• Depuis plusieurs minutes, elle regardait son visage. Elle observait chaque détail que jamais elle n’avait remarqué auparavant. Son nez retroussé, son grain de beauté aux racines des cheveux, ses creux dans ses joues. D’insignifiantes particularités qui le rendaient si unique. Elle caressa doucement ses cheveux bruns. Ils lui chatouillèrent la main, lui rappelant le nombre de fois où elle lui avait ébouriffé cette tignasse à laquelle il prenait tant soin. Une vague de nostalgie, s’empara d’elle, lui serrant violement le cœur. Elle voudrait oublier tous ses souvenirs auxquels chaque détail la rapportait. Elle lui prit la main et la serra doucement entre ses doigts. Des larmes glissèrent le long de ses joues, la surprenant. Son visage se déforma dans un hurlement silencieux et son corps fut secoué de spasmes. Elle s’effondra, la tête dans sa main qu’elle tenait encore. Elle ne tenait plus. Il lui manquait tant ! Son sourire qui fendait son visage pour rire franchement, son air espiègle, ses gamineries, son air sérieux. Sa voix ne résonnait plus dans ses oreilles, ses doigts ne la frôlaient plus. Elle le regardait chaque jour sans qu’il lui ne puisse la voir. Il demeurait les yeux éternellement clos, les doigts trop froids et la bouche silencieuse. Il était seul en lui-même, abandonné par tous. Par elle aussi. Elle avait signé, elle ne pouvait plus faire marche arrière.
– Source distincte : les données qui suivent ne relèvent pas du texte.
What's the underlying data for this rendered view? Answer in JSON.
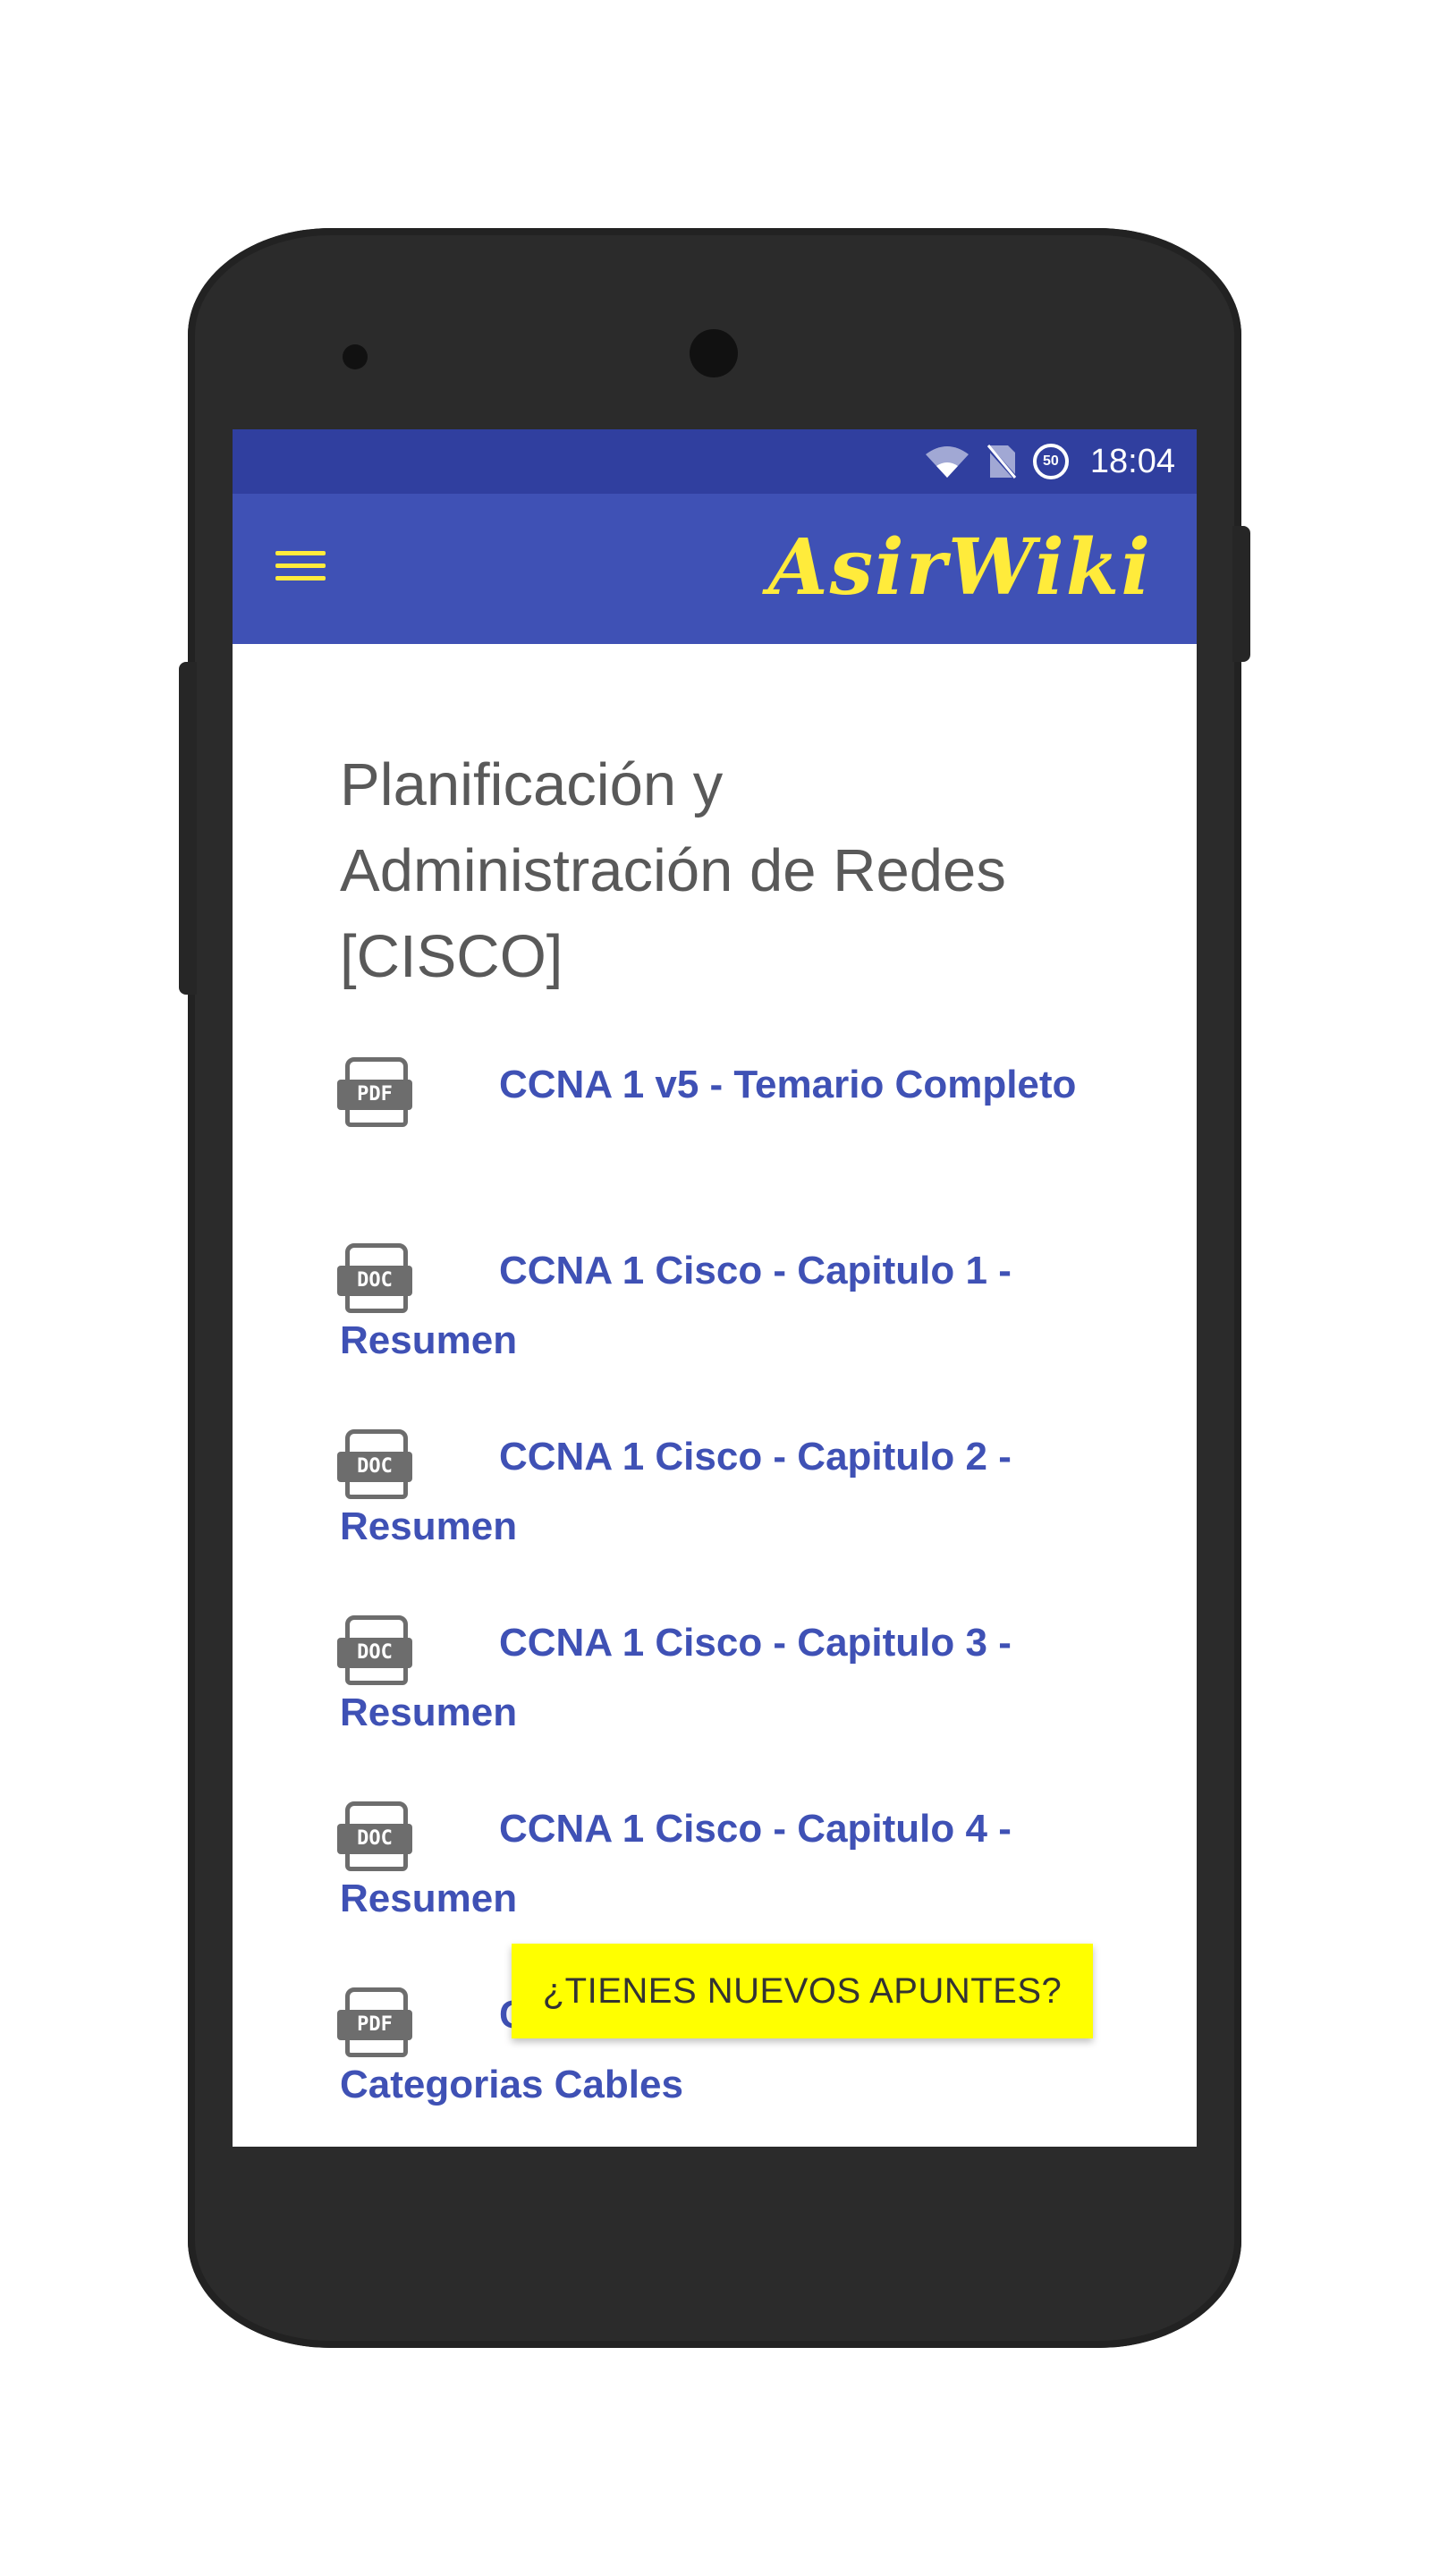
{
  "status_bar": {
    "time": "18:04",
    "data_indicator": "50",
    "icons": [
      "wifi-icon",
      "no-sim-icon",
      "data-saver-icon"
    ]
  },
  "toolbar": {
    "menu_icon": "menu-icon",
    "brand": "AsirWiki"
  },
  "page": {
    "title_line1": "Planificación y",
    "title_line2": "Administración de Redes",
    "title_line3": "[CISCO]"
  },
  "documents": [
    {
      "type": "PDF",
      "title": "CCNA 1 v5 - Temario Completo"
    },
    {
      "type": "DOC",
      "title": "CCNA 1 Cisco - Capitulo 1 - Resumen"
    },
    {
      "type": "DOC",
      "title": "CCNA 1 Cisco - Capitulo 2 - Resumen"
    },
    {
      "type": "DOC",
      "title": "CCNA 1 Cisco - Capitulo 3 - Resumen"
    },
    {
      "type": "DOC",
      "title": "CCNA 1 Cisco - Capitulo 4 - Resumen"
    },
    {
      "type": "PDF",
      "title": "CCNA 1 Cisco - Capitulo 4 - Categorias Cables"
    }
  ],
  "fab": {
    "label": "¿TIENES NUEVOS APUNTES?"
  },
  "colors": {
    "status_bar": "#303f9f",
    "toolbar": "#3f51b5",
    "accent_yellow": "#ffeb3b",
    "link_text": "#3f51b5",
    "fab_background": "#ffff00"
  }
}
             La porte s’ouvrit et une femme en blanc entra, suivie d’un couple d’une soixantaine d’années. Elle se releva, embrassa son visage figé avec tendresse et rejoignit le couple qui la serra contre lui. Des larmes silencieuses perlaient leurs yeux et ensemble, ils partagèrent leur peine. La femme en blanc s’affaira le long du lit avant de repartir avec une perche à perfusion tout juste débranchée. Seul les bippements réguliers d’une machine résonnaient dans la pièce.         
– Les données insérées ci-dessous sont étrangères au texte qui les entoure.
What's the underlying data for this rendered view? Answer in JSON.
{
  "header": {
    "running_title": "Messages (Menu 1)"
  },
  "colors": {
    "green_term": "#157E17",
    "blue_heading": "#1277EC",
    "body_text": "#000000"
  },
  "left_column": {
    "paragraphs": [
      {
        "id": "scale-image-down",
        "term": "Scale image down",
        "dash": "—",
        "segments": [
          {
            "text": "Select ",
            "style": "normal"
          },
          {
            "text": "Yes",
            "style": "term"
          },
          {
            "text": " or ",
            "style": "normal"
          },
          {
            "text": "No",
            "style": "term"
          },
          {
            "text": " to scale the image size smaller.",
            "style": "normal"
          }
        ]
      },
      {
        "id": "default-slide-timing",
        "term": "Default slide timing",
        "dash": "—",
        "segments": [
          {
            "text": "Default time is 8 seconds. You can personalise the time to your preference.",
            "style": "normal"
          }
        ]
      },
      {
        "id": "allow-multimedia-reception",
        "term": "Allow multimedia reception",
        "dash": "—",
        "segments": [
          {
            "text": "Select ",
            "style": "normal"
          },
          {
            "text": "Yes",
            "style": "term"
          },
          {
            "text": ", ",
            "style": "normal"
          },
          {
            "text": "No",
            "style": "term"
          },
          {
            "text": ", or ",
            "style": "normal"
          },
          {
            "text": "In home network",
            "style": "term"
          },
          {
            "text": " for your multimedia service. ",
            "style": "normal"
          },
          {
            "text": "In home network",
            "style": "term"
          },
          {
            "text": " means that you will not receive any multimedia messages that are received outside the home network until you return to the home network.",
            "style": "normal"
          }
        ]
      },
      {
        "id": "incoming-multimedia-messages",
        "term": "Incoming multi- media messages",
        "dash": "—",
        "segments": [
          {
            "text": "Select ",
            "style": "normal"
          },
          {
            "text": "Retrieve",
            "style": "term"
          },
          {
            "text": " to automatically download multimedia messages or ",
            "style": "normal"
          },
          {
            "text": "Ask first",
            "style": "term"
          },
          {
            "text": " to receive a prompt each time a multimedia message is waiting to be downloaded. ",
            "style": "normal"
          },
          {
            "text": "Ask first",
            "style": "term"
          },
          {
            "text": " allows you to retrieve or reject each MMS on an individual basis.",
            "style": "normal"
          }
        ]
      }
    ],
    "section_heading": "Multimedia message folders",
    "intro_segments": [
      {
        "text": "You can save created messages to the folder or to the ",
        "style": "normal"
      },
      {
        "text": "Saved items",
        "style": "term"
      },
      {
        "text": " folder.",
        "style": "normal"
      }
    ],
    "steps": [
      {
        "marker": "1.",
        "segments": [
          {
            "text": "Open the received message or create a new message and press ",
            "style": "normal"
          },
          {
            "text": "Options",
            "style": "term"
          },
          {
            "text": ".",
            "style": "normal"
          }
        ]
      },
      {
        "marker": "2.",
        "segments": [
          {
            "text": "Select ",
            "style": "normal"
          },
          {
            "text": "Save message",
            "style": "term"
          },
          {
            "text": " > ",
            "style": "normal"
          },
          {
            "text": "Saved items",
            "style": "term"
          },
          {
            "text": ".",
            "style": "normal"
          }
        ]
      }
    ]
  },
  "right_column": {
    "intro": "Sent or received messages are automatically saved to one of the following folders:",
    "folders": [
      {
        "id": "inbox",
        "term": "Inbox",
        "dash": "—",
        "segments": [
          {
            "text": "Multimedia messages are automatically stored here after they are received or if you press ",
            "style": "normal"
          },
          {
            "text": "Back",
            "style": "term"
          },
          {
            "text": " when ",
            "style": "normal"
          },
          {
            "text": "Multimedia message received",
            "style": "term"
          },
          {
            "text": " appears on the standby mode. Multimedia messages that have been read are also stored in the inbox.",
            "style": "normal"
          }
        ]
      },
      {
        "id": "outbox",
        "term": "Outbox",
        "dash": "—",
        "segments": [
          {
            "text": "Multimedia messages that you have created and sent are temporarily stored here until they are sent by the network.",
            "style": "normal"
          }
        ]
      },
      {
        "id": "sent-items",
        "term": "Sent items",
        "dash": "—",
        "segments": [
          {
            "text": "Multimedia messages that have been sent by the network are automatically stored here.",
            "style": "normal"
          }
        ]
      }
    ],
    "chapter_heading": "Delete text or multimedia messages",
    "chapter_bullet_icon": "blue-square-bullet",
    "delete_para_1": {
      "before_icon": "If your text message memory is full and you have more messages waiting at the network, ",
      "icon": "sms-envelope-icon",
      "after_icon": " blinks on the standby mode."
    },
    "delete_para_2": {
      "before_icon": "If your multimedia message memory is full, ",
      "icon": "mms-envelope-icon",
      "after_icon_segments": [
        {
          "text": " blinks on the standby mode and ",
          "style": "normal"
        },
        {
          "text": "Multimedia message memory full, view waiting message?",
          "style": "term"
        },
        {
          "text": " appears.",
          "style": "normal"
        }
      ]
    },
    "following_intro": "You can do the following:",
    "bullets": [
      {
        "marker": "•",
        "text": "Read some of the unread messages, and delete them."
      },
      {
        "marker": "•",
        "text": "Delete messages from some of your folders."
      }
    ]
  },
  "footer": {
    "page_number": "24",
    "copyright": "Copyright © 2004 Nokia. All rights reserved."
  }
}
             Elle le regarda longuement. Voilà une année qu’il reposait sur ce lit d’hôpital. Un an que son esprit les avait quittés mais que son cœur battait toujours. Un an que des machines le maintenaient en vie. Maintenant, cela prenait fin. Peu à peu, son cœur ralentit et ne laissa qu’un long sifflement et des larmes sur les joues de ceux qui restaient.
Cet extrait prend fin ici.